John Lee Hooker

Clarksdale blues icon, John Lee Hooker.

John Lee Hooker is one of Clarksdale’s most important blues icons.  Born here, he was the son of a sharecropper and a Baptist preacher; church spirituals were his earliest music exposure. His earliest musical influences came out of his family at about the time that the first Delta blues was ever recorded.

A year older than Muddy Waters, John Lee honed his Clarksdale musical roots into a music career in Memphis in his mid-teens. He also worked odd jobs on Beale Street in Memphis, TN.  Eventually, his music matured into John Lee’s blend of talking blues, North Mississippi Hill country blues and, boogie-woogie.

John Lee left for Detroit in 1943 (the same year that Muddy Waters left Clarksdale for Chicago). There he released, “Boogie Chillen,” his first hit in 1948 (the same year Muddy hit with “I Cant’ Be Satisfied.)  It was the largest selling race record in 1949. Hooker’s other most notable songs are “Crawling King Snake”, “Dimples”, “Boom Boom” and “One Bourbon, One Scotch, and One Beer.” Toward the end of his career, he had a huge hit with the album, The Healer.

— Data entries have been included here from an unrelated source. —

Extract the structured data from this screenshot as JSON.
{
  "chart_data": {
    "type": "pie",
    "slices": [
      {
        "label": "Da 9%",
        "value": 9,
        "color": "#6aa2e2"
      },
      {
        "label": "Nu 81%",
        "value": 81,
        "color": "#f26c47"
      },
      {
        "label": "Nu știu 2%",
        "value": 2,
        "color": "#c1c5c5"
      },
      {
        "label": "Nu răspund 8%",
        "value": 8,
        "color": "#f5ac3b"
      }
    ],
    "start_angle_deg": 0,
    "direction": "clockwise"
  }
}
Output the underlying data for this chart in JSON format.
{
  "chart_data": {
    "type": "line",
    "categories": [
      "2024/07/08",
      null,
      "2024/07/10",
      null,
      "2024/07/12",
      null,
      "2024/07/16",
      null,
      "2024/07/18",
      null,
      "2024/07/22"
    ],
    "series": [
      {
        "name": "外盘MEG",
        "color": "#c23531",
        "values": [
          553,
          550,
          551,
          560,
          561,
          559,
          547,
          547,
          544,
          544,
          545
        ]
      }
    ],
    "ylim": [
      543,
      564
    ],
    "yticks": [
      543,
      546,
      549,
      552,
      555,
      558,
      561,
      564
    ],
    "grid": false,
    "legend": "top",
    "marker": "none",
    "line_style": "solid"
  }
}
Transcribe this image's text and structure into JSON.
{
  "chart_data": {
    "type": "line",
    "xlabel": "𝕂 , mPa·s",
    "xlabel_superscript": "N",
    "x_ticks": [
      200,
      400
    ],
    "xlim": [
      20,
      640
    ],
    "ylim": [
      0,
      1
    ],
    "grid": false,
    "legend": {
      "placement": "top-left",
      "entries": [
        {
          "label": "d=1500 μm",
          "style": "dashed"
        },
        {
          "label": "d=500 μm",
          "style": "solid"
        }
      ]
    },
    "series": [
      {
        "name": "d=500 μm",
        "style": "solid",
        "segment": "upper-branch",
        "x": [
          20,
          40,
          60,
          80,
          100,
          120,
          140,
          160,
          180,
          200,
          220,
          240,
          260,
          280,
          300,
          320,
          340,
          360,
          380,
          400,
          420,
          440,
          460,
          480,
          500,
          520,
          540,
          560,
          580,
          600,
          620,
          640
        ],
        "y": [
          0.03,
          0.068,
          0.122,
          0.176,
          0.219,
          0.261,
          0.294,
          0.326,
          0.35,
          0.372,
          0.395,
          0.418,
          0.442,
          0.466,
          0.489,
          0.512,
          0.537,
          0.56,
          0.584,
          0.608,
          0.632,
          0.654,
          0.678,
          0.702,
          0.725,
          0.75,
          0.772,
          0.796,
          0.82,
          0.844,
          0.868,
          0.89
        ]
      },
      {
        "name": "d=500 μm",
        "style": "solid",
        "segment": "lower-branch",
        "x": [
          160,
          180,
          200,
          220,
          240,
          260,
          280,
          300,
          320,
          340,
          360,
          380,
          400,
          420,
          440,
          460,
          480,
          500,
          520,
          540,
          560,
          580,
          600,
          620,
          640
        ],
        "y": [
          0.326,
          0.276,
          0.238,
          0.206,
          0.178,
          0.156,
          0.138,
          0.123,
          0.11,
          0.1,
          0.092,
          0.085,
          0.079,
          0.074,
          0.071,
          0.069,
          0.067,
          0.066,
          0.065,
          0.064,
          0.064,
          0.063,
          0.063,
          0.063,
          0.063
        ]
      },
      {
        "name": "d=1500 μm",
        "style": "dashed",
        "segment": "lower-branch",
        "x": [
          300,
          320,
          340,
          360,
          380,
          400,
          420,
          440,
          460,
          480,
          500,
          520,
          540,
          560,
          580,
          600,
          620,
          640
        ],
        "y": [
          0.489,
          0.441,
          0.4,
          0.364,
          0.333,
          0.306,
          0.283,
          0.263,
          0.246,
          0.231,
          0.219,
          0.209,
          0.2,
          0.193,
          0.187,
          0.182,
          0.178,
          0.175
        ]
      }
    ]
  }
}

Hooker has a star on the Hollywood Walk of Fame. He was a 1991 Rock and Roll Hall of Fame inductee. “Boogie Chillen” and “Boom Boom” are in the Rock and Roll Hall of Fame list of songs that shaped rock and roll.  “Boogie Chillen” is also included as one of the songs of the Century.  In 2000, Hooker was awarded the Grammy Lifetime Achievement Award.  John Lee also has a street named after him in the historic Arts & Culture District in downtown Clarksdale.